WONOSARI, (KH) — Menjadi sebuah kepastian, meningkatkan kemampuan ilmu pengetahuan apapun dapat diraih dengan membaca. Dengan membaca, orang dapat memiliki kemampuan, ketrampilan, dan menjadi mahir dalam bidang tertentu.
Pembiasaan aktivitas membaca, akan didahului dengan tumbuhnya minat baca dalam diri seseorang. Dengan tumbuh dan berkembangnya minat baca tersebut, maka membaca akan merupakan aktivitas yang dibutuhkan dalam kehidupan sehari-hari.
Kepala KPAD Gunungkidul, Drs. Ali Ridlo. MM, berpendapat, sebenarnya diawali dari minat baca, maka seseorang atau masyarakat dapat meraih atau mendaki apa yang disebut sebagai ‘Bukit Idola’. “Bukit Idola itu adalah kependekan dari: Buku, Internet, Ide, lalu Dollar,” ujarnya kepada KH awal Oktober lalu.
Ali Ridlo menegaskan, orang yang terbiasa membaca, baik dari buku atau internet tentang ilmu pengetahuan, ketrampilan, atau hal lain, akan dapat menemukan hal baru yang merangsang munculnya sebuah ide atau gagasan. Ide atau gagasan yang diwujudkan dalam tindakan, sehingga menghasilkan produk yang bernilai jual dapat mendatangkan uang (dollar).
“Sudah ada buktinya lho, Perpusdes binaan kita, melakukannya. Tinggal peningkatan berbagai hal. Jika produknya berkualitas, karena juga melek IT, lalu dipasarkan lewat internet atau marketing online, kemudian laku di pasar manca, sehingga hasilnya dollar,” tegasnya.
Selaku kepala intansi yang menjadi motor dari gerakan minat baca, maka pihaknya berkonsentrasi untuk meningkatkan minat baca masyarakat Gunungkidul. Ia mengakui, mendorong masyarakat agar membudayakan membaca adalah hal yang tidak mudah.

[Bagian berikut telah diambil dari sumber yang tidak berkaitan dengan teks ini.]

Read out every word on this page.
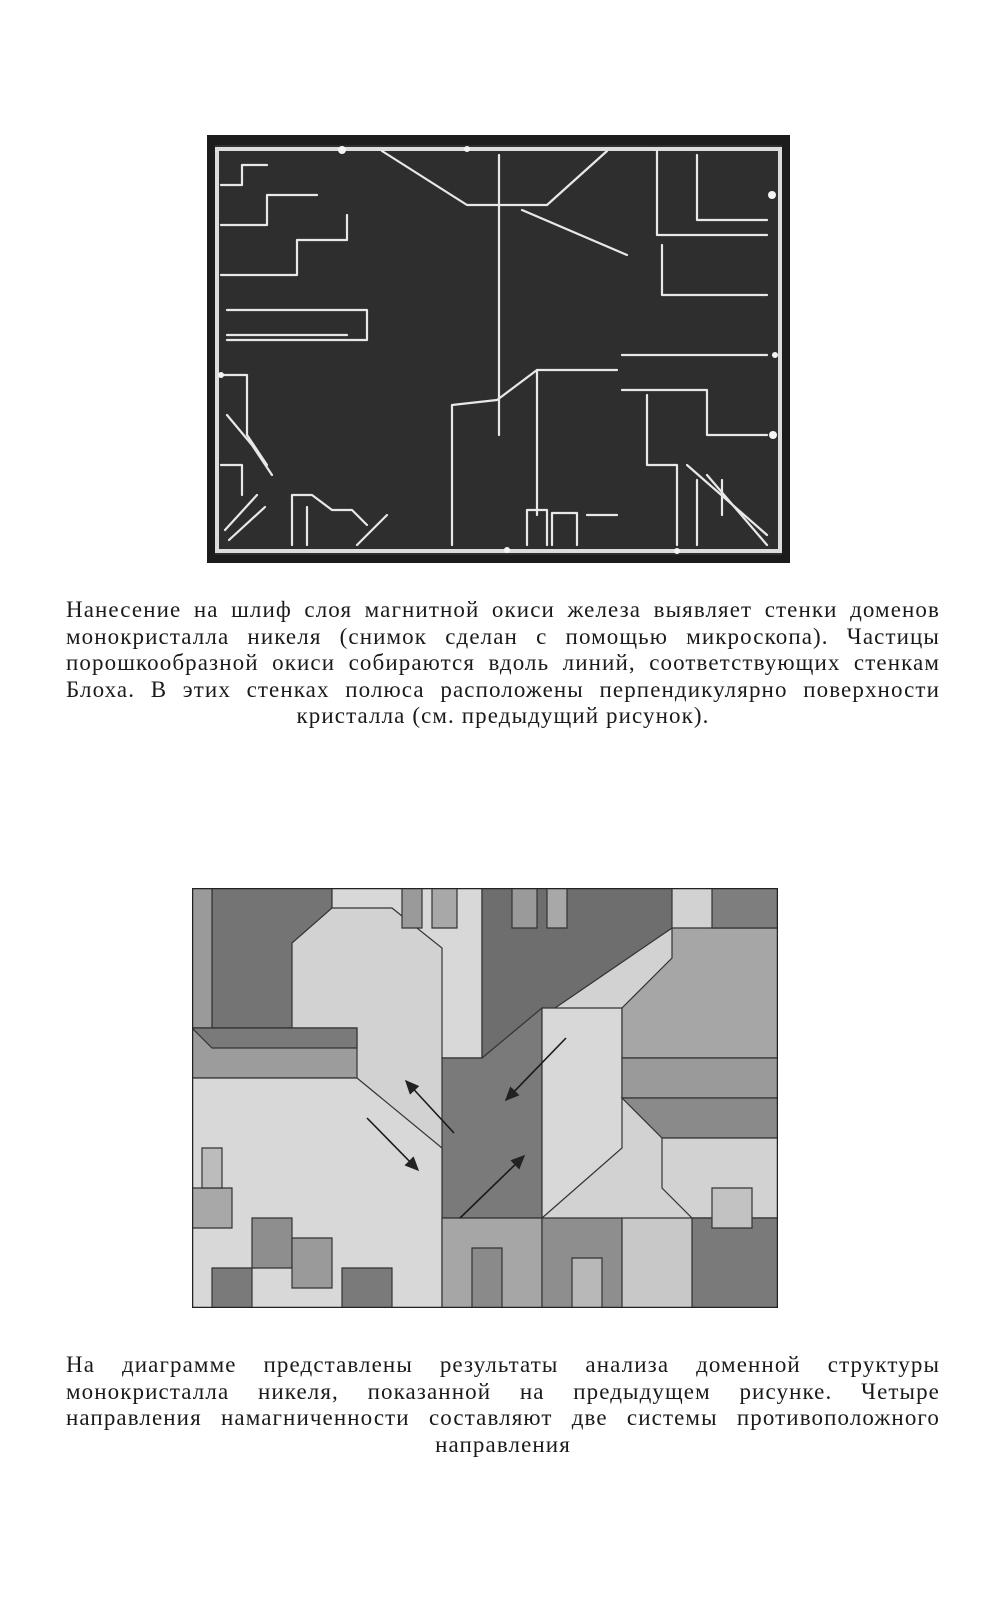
Нанесение на шлиф слоя магнитной окиси железа выявляет стенки доменов монокристалла никеля (снимок сделан с помощью микроскопа). Частицы порошкообразной окиси собираются вдоль линий, соответствующих стенкам Блоха. В этих стенках полюса расположены перпендикулярно поверхности кристалла (см. предыдущий рисунок).
На диаграмме представлены результаты анализа доменной структуры монокристалла никеля, показанной на предыдущем рисунке. Четыре направления намагниченности составляют две системы противоположного направления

Beberapa upaya telah ditempuh instansinya. Upaya ini akan dilanjutkan dengan beberapa terobosan baru, guna mencapai peningkatan minat baca yang signifikan, Hal ini akan terus dilakukan, karena besarnya manfaat yang didapat dari peningkatan minat baca tersebut.

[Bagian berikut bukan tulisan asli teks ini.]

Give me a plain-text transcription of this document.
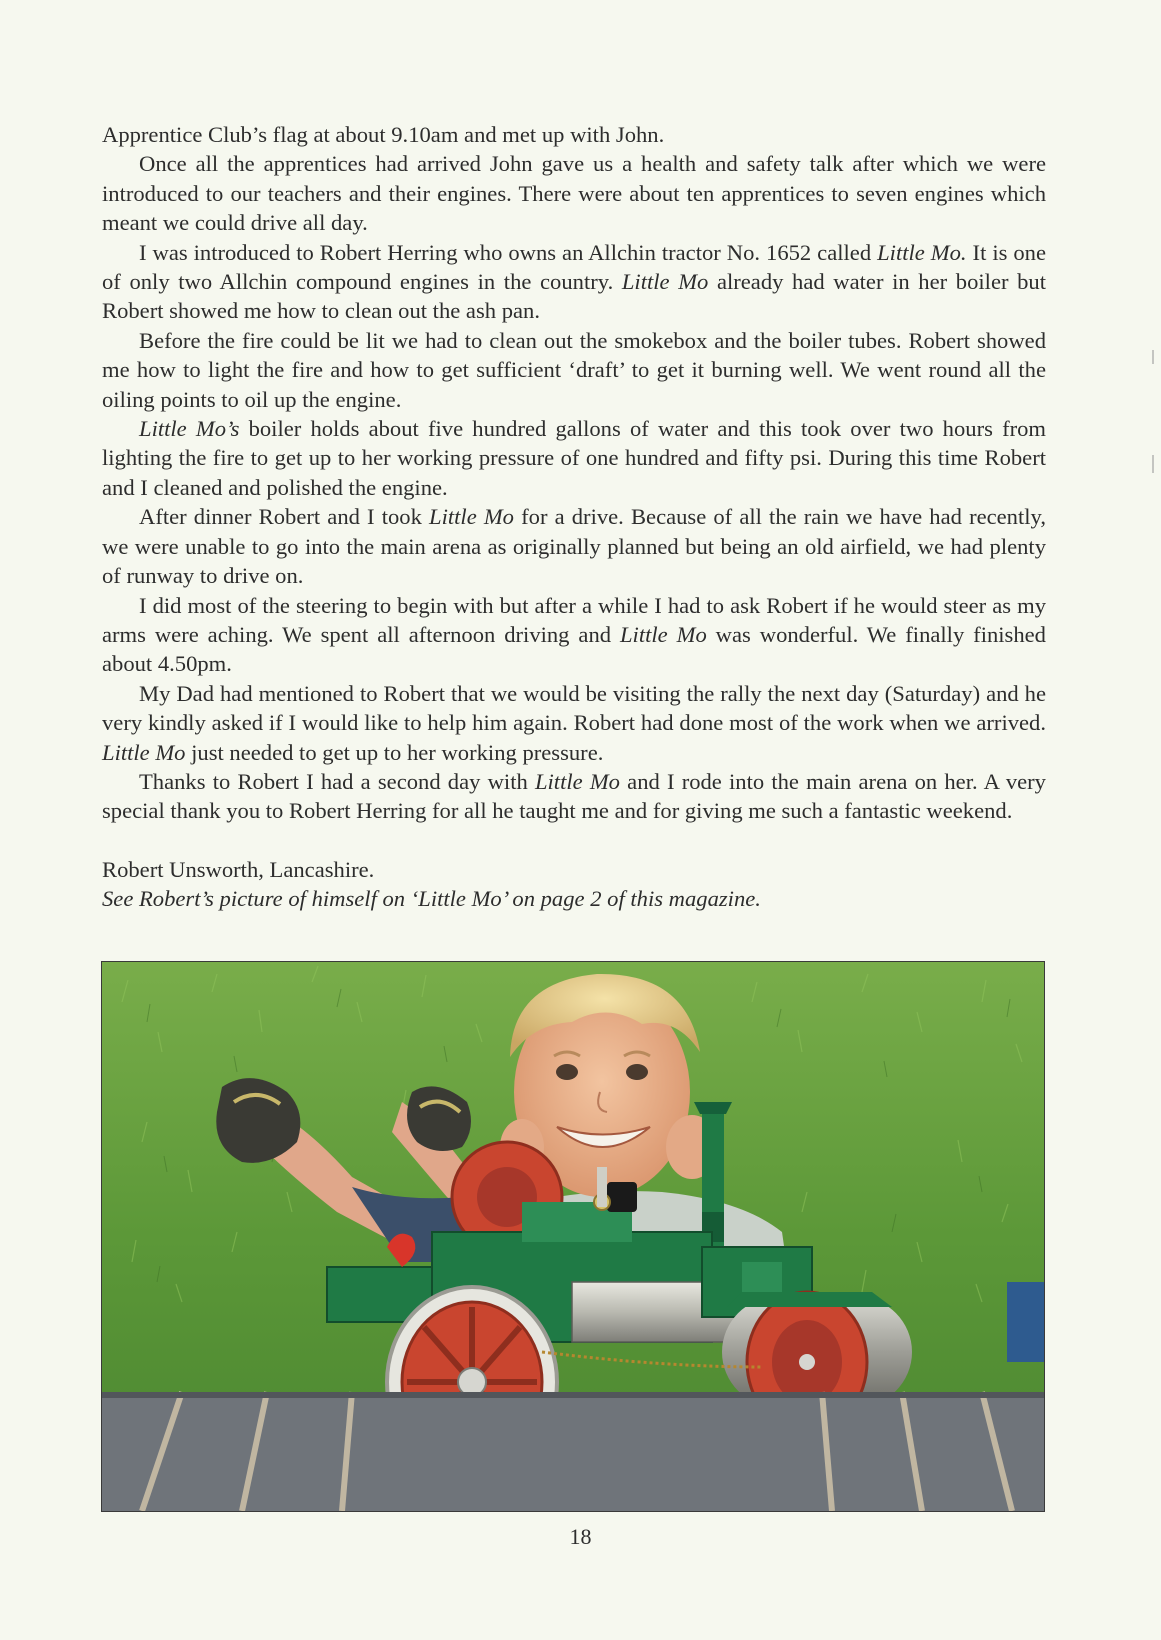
Apprentice Club’s flag at about 9.10am and met up with John.

Once all the apprentices had arrived John gave us a health and safety talk after which we were introduced to our teachers and their engines. There were about ten apprentices to seven engines which meant we could drive all day.

I was introduced to Robert Herring who owns an Allchin tractor No. 1652 called Little Mo. It is one of only two Allchin compound engines in the country. Little Mo already had water in her boiler but Robert showed me how to clean out the ash pan.

Before the fire could be lit we had to clean out the smokebox and the boiler tubes. Robert showed me how to light the fire and how to get sufficient ‘draft’ to get it burning well. We went round all the oiling points to oil up the engine.

Little Mo’s boiler holds about five hundred gallons of water and this took over two hours from lighting the fire to get up to her working pressure of one hundred and fifty psi. During this time Robert and I cleaned and polished the engine.

After dinner Robert and I took Little Mo for a drive. Because of all the rain we have had recently, we were unable to go into the main arena as originally planned but being an old airfield, we had plenty of runway to drive on.

I did most of the steering to begin with but after a while I had to ask Robert if he would steer as my arms were aching. We spent all afternoon driving and Little Mo was wonderful. We finally finished about 4.50pm.

My Dad had mentioned to Robert that we would be visiting the rally the next day (Saturday) and he very kindly asked if I would like to help him again. Robert had done most of the work when we arrived. Little Mo just needed to get up to her working pressure.

Thanks to Robert I had a second day with Little Mo and I rode into the main arena on her. A very special thank you to Robert Herring for all he taught me and for giving me such a fantastic weekend.

Robert Unsworth, Lancashire.

See Robert’s picture of himself on ‘Little Mo’ on page 2 of this magazine.

18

Pihaknya terus melakukan peningkatan fasilitas Perpusda. Pengaturan ruangan atau bangunan memang sudah didesain sedemikian rupa. Namun, menurutnya, belum mampu memberikan kenyamanan pada pengunjung. “Ruang baca kurang luas dan kurang nyaman. Mestinya ruang baca juga ber-AC,” ujarnya.
Bebeberapa waktu lalu, dalam upaya peningkatan pengunjung, KPAD bekerja sama dengan salah satu perusahaan operator seluler, meningkatkan kapasitas fasilitas WIFI, karena yang ada sebelumnya, belum mampu melayani pengunjung secara optimal.

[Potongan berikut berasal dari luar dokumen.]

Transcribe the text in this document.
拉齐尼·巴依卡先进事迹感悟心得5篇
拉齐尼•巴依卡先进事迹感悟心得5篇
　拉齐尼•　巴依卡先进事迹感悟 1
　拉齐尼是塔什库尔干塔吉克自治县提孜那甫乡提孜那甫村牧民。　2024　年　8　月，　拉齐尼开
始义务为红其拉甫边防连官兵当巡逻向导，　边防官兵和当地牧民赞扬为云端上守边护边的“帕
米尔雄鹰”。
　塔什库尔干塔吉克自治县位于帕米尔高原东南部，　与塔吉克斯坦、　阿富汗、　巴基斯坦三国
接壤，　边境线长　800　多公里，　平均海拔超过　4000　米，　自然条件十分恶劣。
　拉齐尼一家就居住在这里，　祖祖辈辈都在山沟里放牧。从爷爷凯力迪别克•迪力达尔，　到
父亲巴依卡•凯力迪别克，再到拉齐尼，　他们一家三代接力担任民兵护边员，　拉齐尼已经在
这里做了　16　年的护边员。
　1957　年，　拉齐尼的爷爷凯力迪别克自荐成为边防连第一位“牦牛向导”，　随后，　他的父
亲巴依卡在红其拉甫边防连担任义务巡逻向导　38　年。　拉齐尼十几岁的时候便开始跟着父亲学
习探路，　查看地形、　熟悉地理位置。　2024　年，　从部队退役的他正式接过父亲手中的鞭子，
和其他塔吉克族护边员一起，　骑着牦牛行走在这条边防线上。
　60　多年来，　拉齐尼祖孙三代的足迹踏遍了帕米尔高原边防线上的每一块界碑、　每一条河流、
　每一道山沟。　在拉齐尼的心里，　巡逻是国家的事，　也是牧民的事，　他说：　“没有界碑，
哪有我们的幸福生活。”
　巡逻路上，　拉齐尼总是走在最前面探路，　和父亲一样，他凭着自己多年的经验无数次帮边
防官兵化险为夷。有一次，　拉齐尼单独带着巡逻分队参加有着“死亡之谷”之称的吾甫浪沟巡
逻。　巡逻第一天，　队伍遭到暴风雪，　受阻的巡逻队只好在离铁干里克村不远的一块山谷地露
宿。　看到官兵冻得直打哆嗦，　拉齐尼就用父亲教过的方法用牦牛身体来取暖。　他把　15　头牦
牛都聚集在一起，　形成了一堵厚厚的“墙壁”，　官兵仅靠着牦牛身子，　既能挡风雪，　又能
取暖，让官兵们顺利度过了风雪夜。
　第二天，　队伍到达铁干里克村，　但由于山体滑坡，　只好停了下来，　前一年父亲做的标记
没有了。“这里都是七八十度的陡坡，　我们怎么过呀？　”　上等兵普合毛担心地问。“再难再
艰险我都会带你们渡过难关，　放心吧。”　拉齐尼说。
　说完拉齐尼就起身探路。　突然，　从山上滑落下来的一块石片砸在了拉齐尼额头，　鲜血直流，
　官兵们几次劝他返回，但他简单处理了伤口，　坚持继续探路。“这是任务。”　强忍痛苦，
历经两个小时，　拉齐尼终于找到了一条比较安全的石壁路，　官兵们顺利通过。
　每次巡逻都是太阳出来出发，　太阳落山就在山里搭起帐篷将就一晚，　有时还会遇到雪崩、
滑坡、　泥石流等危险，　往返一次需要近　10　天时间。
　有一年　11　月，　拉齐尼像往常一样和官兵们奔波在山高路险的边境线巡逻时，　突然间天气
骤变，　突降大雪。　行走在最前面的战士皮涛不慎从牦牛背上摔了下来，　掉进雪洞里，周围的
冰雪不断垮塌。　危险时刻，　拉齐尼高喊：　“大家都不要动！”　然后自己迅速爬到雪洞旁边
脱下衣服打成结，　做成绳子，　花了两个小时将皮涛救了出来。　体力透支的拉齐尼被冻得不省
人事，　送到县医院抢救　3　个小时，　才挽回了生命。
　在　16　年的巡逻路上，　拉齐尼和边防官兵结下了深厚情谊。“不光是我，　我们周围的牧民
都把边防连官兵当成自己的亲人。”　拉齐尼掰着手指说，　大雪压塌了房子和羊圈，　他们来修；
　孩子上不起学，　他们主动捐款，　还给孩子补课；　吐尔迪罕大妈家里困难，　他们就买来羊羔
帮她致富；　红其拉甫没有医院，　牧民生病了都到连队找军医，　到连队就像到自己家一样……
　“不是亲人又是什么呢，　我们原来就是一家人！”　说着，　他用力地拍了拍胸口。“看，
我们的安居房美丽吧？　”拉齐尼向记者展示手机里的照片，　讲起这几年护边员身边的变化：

“Dalam waktu dekat kita akan berusaha jemput bola. Semua siswa area kota atau di sekitar KPAD, kita masukkan dan diberikan kartu anggota perpustakaan. Dengan demikian kita telah menempuh untuk lebih dikenal. Mudah-mudahan membawa dampak,” harapnya.
Selain itu, koleksi buku juga tidak luput dari perhatiannya. Jumlah dan jenisnya masih sedikit. Dalam hal ini, dukungan anggaran dalam APBD Kabupaten dirasa juga masih minim. Anggaran yang ada yaitu Rp. 150 juta per tahun. Anggaran yang tersedia, paling rendah dibandingkan dengan anggaran perpustakaan untuk kabupaten lain di DIY. Karena itu, armada mobil perpustakaan keliling yang ada, baik jumlah maupun operasional layanannya, belum mampu menjangkau seluruh wilayah Kabupaten Gunungkidul secara optimal.
Di luar permasalahan perpusda, kondisi perpustakaan, baik di desa atau sekolahan, terkait pengelolaan, sebagian besar belum sesuai amanat peraturan perundangan yang mengaturnya. UU No 43 Tahun 2007 tentang Perpustakaan menganjurkan, bahwa anggaran untuk perpustakaan minimal sebesar 5% dari dana lembaga yang mengelola perpustakaan.
Berdasarkan pantauan pihaknya, masih sedikit Perpus sekolah atau Perpusdes yang menjalankan hal tersebut. Pengadaan buku terpantau masih di bawah jumlah minimal yang seharusnya dikeluarkan. Di samping itu, dalam aspek pengelolaan, perhatian terhadap kesejahteraan para pustakawan juga belum menggembirakan. Para pustakawan di sekolah atau di Perpusdes, rata-rata menerima honor antara Rp 200 – 300 ribu per bulan. Menurutnya, kondisi ini masih sangat tidak layak.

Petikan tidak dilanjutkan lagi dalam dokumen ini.